Well, back to The Sun, where I was now seated at the bar, sipping a soda, when the front door opened. Based on the crowd’s reaction I realized that someone outstanding had just entered.
It turned out to be Paul Lynde, who was a new regular on “The Donny and Marie Show.”
He had played Uncle Arthur on “Bewitched.” He would pop in from time to time and surprise Samantha with his “Hello Sammie” and just those two words spoken by him could cause me to nearly bust a gut.
When he occupied the center square on “Hollywood Squares,” I would run to the TV when he was asked a question by host Peter Marshall, since his perfectly delivered response could send me into hysterics.
Now we all speculated that he might be gay, but it was never confirmed or openly talked about. But there he was, Paul Lynde in a gay bar in Salt Lake City.
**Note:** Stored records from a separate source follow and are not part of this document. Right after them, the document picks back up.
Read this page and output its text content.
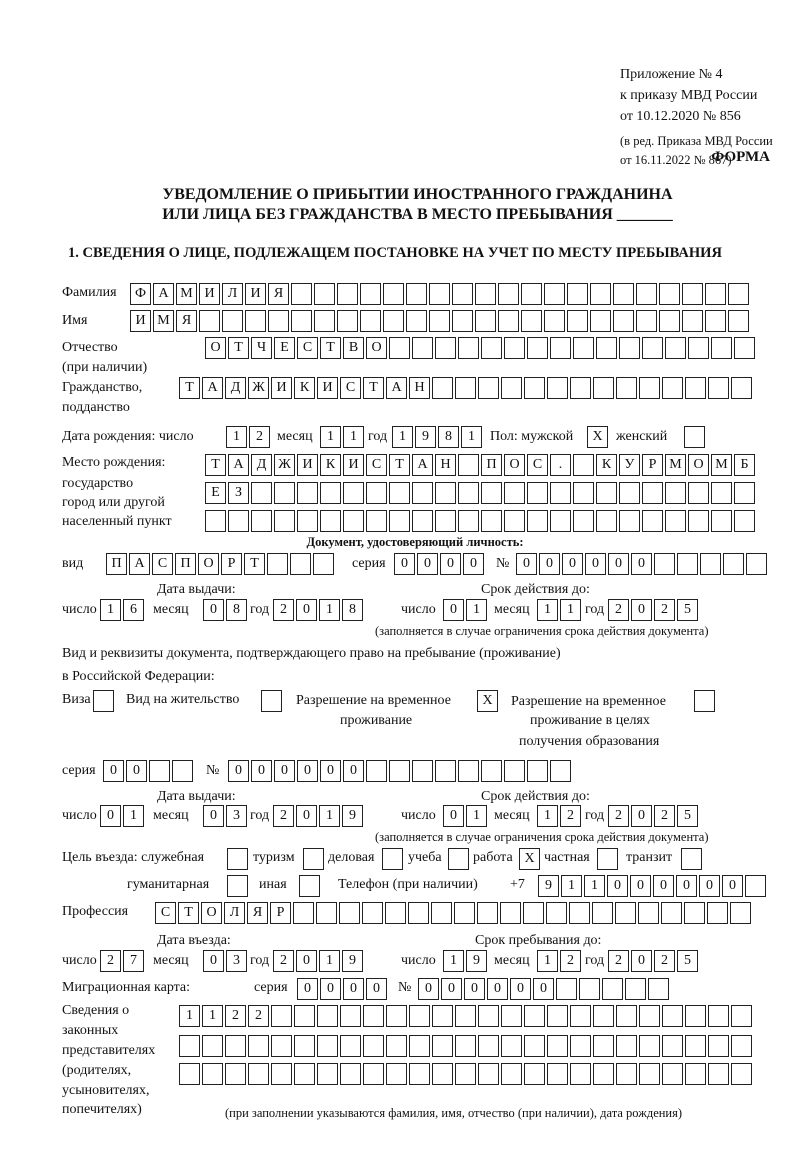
Приложение № 4
к приказу МВД России
от 10.12.2020 № 856
(в ред. Приказа МВД России
от 16.11.2022 № 867)
ФОРМА
УВЕДОМЛЕНИЕ О ПРИБЫТИИ ИНОСТРАННОГО ГРАЖДАНИНА
ИЛИ ЛИЦА БЕЗ ГРАЖДАНСТВА В МЕСТО ПРЕБЫВАНИЯ _______
1. СВЕДЕНИЯ О ЛИЦЕ, ПОДЛЕЖАЩЕМ ПОСТАНОВКЕ НА УЧЕТ ПО МЕСТУ ПРЕБЫВАНИЯ
Фамилия	Ф А М И Л И Я
Имя	И М Я
Отчество
(при наличии)
О Т	Ч	Е	С	Т	В О
Гражданство,
подданство
Т А Д Ж И К И С	Т А Н
Дата рождения: число	1	2	месяц	1	1 год 1	9	8	1	Пол: мужской	X женский
Место рождения:
государство
город или другой
населенный пункт
Т А Д Ж И К И С	Т А Н	П О С	.	К У	Р М О М Б
Е	З
Документ, удостоверяющий личность:
вид	П А С П О	Р	Т	серия	0	0	0	0	№ 0	0	0	0	0	0
Дата выдачи:	Срок действия до:
число 1	6	месяц	0	8 год 2	0	1	8	число	0	1	месяц	1	1 год 2	0	2	5
(заполняется в случае ограничения срока действия документа)
Вид и реквизиты документа, подтверждающего право на пребывание (проживание)
в Российской Федерации:
Виза	Вид на жительство	Разрешение на временное
проживание
X	Разрешение на временное
проживание в целях
получения образования
серия	0	0	№	0	0	0	0	0	0
Дата выдачи:	Срок действия до:
число 0	1	месяц	0	3 год 2	0	1	9	число	0	1	месяц	1	2 год 2	0	2	5
(заполняется в случае ограничения срока действия документа)
Цель въезда: служебная	туризм деловая учеба работа X частная	транзит
гуманитарная	иная	Телефон (при наличии) +7	9	1	1	0	0	0	0	0	0
Профессия	С	Т О Л Я	Р
Дата въезда:	Срок пребывания до:
число 2	7	месяц	0	3 год 2	0	1	9	число	1	9	месяц	1	2 год 2	0	2	5
Миграционная карта:	серия	0	0	0	0	№ 0	0	0	0	0	0
Сведения о
законных
представителях
(родителях,
усыновителях,
попечителях)
1	1	2	2
(при заполнении указываются фамилия, имя, отчество (при наличии), дата рождения)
Once he came inside, he sat at the very same bar, directly to my right. I didn’t know what to do. I wanted so bad to say something clever or witty, something that he might remember me for. He ordered some sort of amber alcohol in a high ball, downed it and ordered another. In the time it took him to guzzle the second, a group of gawkers had already gathered nearby.
I opened with, “I bet you get tired of people always staring at you,” to which he replied in that funny voice of his, “Wouldn’t you?”
I laughed. He returned my laughter with a fake staccato “ha-ha-ha-ha-ha-ha” as he motioned for another drink, his face drawn and his eyes sad.
I immediately apologized, and his demeanor changed, becoming immediately warm and engaging. He asked about what I was doing, I told him I was in school; he asked how I liked Salt Lake. He told me he hated Hollywood and that he would love to live somewhere else, possibly Florida; he talked about how much his mom meant to him, how much he enjoyed his college days, and how he had hoped one day he could work in his profession without living in Los Angeles, which prompted him to take a job with the Osmond’s in Utah.
As the crowd of onlookers grew, he became uncomfortable and excused himself to the east room which was fairly empty at the time. I went about my way in search of a boy to dance with, maybe kiss and hopefully take home.
Right before closing, The Sun played, “Last Dance,” by Donna Summer, the cue to hook up quickly or leave. I was doing a final scour of the place, when I found Paul Lynde seated at a large table alone, encircled by a large group of boys around my age, being mercilessly interrogated: “Is Donny gay? Come on! Tell us! Is Donny Osmond queer?”
This proved too much for him, and he very angrily and fairly drunkenly got to his feet and made his way through the club to the front door, all the while being hounded by the curious. That was the last I saw of him.
The next day I heard the news that he had been arrested right outside the door by waiting cops who would charge you for public intoxication as soon as you exited. We locals knew to have a car waiting to quickly pick you up as soon as you were out, but Paul didn’t know that. He had a black limousine parked in front which had been broken into and valuables stolen, a sitting duck. When he belligerently demanded the police stop messing with patrons and come to his aid, he ended up in jail.
His emergency contact was known only as Olive, no verification as to which Olive he was referring. The public intoxication charges were eventually dropped, at the same time he was dropped from “The Donny and Marie Show,” he being not wholesome and all, and a son of perdition and such.
A short time later he was back on “Hollywood Squares,” occupying his center square. When it came time for Paul to answer a question, who’s response had left me nearly peeing myself in the past, I instead turned the sound off and studied his face as he delivered his quip.
His face was drawn and his eyes were sad.